CRC error monitoring

This feature allows the user to track CRC (cyclic redundancy check) errors received on a specific port. The detection mechanism is based around a configurable threshold specified by the administrator. Two thresholds are configurable, one for CRC degrade and one for CRC signal fail. The first threshold crossing generates an alarm, log entry, and trap, but does not bring the physical port down, while the second (signal fail) threshold crossing logs an alarm, generates a trap, and brings the port operationally down.

The thresholds are configurable with the CLI command config>port>ethernet crc-monitor.

Note:

This behavior is enabled on a per-port basis. By default, the command and functionality is disabled for signal degrade and signal fail.

The user can configure different values for the sf-threshold and the sd-threshold. However, the sf-threshold value must be less than or equal to the sd-threshold value.

The values provided by the user for threshold and multiplier are used to compute the error ratio as (multiplier * (10 ^ - (threshold value)). Port statistics are collected once per second and accumulated over the configured window size. Each second, the oldest sample is discarded and the new sample is added to a running total.
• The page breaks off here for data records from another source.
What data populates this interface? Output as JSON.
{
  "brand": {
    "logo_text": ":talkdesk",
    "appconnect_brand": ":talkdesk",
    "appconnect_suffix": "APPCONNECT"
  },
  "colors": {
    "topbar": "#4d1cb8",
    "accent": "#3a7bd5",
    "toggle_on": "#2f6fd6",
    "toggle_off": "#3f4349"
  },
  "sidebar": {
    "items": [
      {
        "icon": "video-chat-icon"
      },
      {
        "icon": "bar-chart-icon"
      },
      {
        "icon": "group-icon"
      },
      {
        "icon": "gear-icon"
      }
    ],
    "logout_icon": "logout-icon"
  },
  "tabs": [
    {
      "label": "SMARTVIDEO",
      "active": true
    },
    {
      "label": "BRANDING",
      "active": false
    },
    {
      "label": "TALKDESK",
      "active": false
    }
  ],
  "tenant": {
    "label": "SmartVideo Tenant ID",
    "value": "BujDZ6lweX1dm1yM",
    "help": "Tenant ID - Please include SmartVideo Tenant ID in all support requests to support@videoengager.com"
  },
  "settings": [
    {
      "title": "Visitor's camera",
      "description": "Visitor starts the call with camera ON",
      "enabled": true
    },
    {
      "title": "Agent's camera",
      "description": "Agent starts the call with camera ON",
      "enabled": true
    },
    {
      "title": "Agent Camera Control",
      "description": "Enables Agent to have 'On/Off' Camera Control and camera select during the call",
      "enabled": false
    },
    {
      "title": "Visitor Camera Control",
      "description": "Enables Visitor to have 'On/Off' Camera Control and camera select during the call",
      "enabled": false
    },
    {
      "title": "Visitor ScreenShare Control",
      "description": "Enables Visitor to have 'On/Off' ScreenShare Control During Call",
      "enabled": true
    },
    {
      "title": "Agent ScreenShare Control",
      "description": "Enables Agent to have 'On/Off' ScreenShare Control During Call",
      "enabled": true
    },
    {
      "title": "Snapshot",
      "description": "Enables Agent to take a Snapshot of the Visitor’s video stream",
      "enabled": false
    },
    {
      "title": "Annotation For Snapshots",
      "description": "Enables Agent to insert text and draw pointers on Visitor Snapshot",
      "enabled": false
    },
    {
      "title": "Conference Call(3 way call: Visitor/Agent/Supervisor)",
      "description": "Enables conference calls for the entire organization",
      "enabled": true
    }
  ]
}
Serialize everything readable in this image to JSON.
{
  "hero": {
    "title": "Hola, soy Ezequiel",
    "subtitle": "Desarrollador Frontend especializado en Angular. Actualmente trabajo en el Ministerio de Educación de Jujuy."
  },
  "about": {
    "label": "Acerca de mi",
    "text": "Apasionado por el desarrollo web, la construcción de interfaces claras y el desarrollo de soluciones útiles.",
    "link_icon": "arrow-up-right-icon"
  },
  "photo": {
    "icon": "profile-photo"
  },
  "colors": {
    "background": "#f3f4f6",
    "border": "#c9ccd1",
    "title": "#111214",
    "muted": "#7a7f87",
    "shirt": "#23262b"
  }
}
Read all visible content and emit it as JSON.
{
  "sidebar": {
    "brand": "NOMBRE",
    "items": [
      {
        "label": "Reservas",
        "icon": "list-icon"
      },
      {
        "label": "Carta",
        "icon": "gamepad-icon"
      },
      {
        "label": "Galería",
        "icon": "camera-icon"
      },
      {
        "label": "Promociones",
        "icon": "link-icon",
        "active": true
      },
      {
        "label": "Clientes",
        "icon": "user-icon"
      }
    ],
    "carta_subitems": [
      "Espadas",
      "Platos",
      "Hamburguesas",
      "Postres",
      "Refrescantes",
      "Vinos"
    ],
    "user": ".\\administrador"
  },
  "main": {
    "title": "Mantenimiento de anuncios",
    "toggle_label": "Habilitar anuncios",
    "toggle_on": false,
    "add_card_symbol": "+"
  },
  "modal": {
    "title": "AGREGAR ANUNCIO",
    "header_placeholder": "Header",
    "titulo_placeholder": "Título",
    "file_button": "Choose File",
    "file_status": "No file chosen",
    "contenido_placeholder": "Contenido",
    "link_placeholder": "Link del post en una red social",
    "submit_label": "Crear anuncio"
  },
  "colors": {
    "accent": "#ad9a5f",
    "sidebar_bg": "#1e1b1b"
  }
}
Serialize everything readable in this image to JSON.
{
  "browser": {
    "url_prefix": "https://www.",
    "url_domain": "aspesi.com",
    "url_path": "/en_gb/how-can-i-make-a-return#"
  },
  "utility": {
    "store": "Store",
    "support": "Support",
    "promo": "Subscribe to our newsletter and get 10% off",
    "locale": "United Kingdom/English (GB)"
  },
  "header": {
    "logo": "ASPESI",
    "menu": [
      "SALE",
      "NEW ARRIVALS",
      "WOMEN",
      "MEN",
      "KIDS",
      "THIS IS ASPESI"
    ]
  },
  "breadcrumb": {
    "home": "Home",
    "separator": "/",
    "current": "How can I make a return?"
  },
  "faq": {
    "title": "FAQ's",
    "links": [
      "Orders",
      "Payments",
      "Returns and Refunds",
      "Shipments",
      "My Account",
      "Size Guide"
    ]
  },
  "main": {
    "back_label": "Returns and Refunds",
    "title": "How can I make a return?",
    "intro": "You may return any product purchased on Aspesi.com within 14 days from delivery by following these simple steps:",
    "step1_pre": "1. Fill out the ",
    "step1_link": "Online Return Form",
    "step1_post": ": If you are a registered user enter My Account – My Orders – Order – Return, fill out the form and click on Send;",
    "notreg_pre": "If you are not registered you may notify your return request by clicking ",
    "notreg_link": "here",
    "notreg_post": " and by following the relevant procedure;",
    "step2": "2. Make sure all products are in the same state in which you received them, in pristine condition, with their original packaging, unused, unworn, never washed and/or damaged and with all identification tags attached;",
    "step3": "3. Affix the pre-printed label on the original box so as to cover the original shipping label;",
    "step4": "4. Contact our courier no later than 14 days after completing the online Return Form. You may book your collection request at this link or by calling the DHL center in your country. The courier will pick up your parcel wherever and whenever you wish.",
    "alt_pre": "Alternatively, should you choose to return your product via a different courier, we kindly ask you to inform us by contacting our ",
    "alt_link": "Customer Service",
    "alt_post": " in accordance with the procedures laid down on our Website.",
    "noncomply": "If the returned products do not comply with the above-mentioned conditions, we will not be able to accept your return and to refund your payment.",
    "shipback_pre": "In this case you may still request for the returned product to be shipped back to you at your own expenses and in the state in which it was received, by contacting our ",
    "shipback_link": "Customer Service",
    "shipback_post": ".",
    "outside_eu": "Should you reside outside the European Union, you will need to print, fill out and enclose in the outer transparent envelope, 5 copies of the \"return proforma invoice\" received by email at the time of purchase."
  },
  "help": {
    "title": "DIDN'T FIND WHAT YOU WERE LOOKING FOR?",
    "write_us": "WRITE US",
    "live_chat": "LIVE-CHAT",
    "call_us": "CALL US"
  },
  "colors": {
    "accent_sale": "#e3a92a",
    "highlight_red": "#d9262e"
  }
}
If the error ratio exceeds the configured threshold (as computed previously) over the window size for 2 consecutive seconds, appropriate actions are taken as follows.

  • If the number of CRC errors exceeds the signal degrade threshold value, a log warning message, syslog event and SNMP trap with the message ‟CRC errors in excess of the configured degrade threshold <M>*10e-<N> Set” is raised.

  • If the CRC error rate increases further and exceeds the configured signal fail threshold value, an alarm log message, syslog event, and SNMP trap are raised, and the port is brought operationally down.

When the condition is cleared, a SNMP trap message to clear the event is generated.